Ieri è tornato a parlare, in giacca e cravatta dal Viminale, anche Matteo Salvini. «Pare che stia nascendo un governo che ha le poltrone come unico collante, lontano dal Paese reale». La sua via maestra è quella delle urne. «Chi ha paura del voto del popolo non ha la coscienza pulita».
Di nomi alla fine si parla. Se il Pd accettasse Conte come presidente del Consiglio vorrebbe però ministeri di peso rigettando invece l’ipotesi Zingaretti vicepremier insieme a Di Maio come vorrebbero i pentastellati. Il segretario del Pd non vuole entrare nell’esecutivo, ma ci vuole mettere persone a lui vicine. Il Pd vorrebbe una sola poltrona di vicepremier per Andrea Orlando o Dario Franceschini.
A Di Maio andrebbe il ministero dell’Interno, poltrona difficile soprattutto perché è stata di Salvini. In alternativa il ritorno di Minniti o il capo della polizia Gabrielli.
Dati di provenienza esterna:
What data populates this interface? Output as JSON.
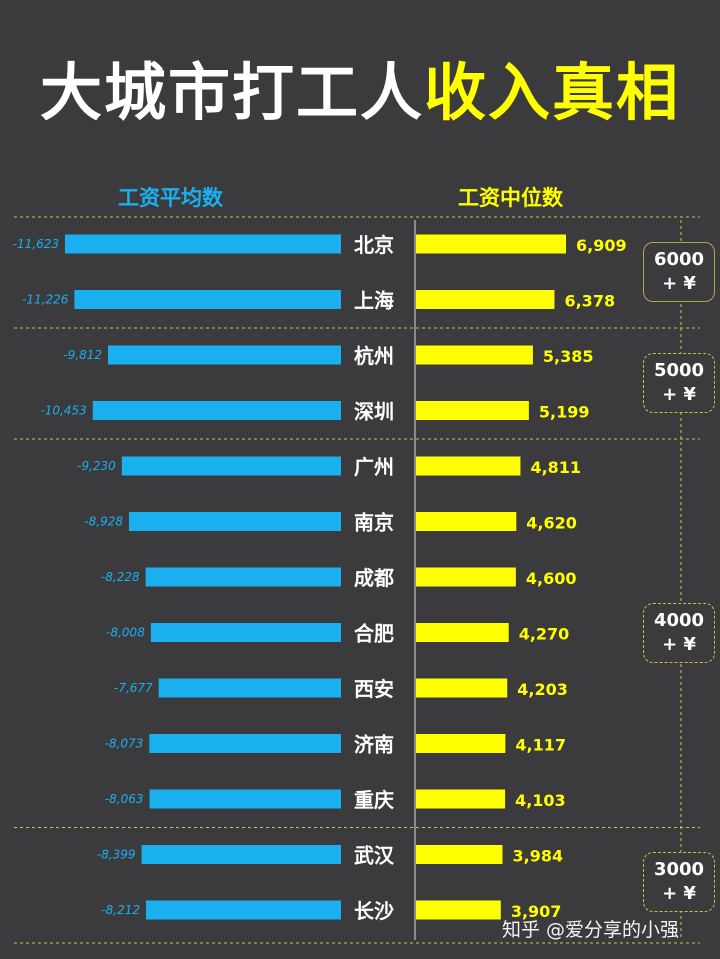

All’economia i nomi sono quelli di Antonio Misiani e Pier Carlo Padoan (Pd) oltre che dell’uscente Giovanni Tria. Possibile la conferma alla Difesa per la pentastellata Elisabetta Trenta, l’alternativa è Ettore Rosato. Agli Esteri Moavero Milanesi o Paolo Gentiloni che sarebbe però anche il nome italiano come commissario europeo.
Per la Giustizia tre nomi: l’uscente Alfonso Bonafede, l’ex Andrea Orlando e Pietro Grasso di Leu. Dei grillini entrerebbero Riccardo Fraccaro (Rapporti con Parlamento e delega alle Riforme), Giulia Grillo (Salute) e Sergio Costa (Ambiente). Addio di Toninelli alle Infrastrutture scontato: al suo posto l’ex Graziano Delrio o per l’ingegnere triestino Stefano Patuanelli, capogruppo M5S al Senato. Resterebbe Vincenzo Spadafora, già sottosegretario alle Pari opportunità.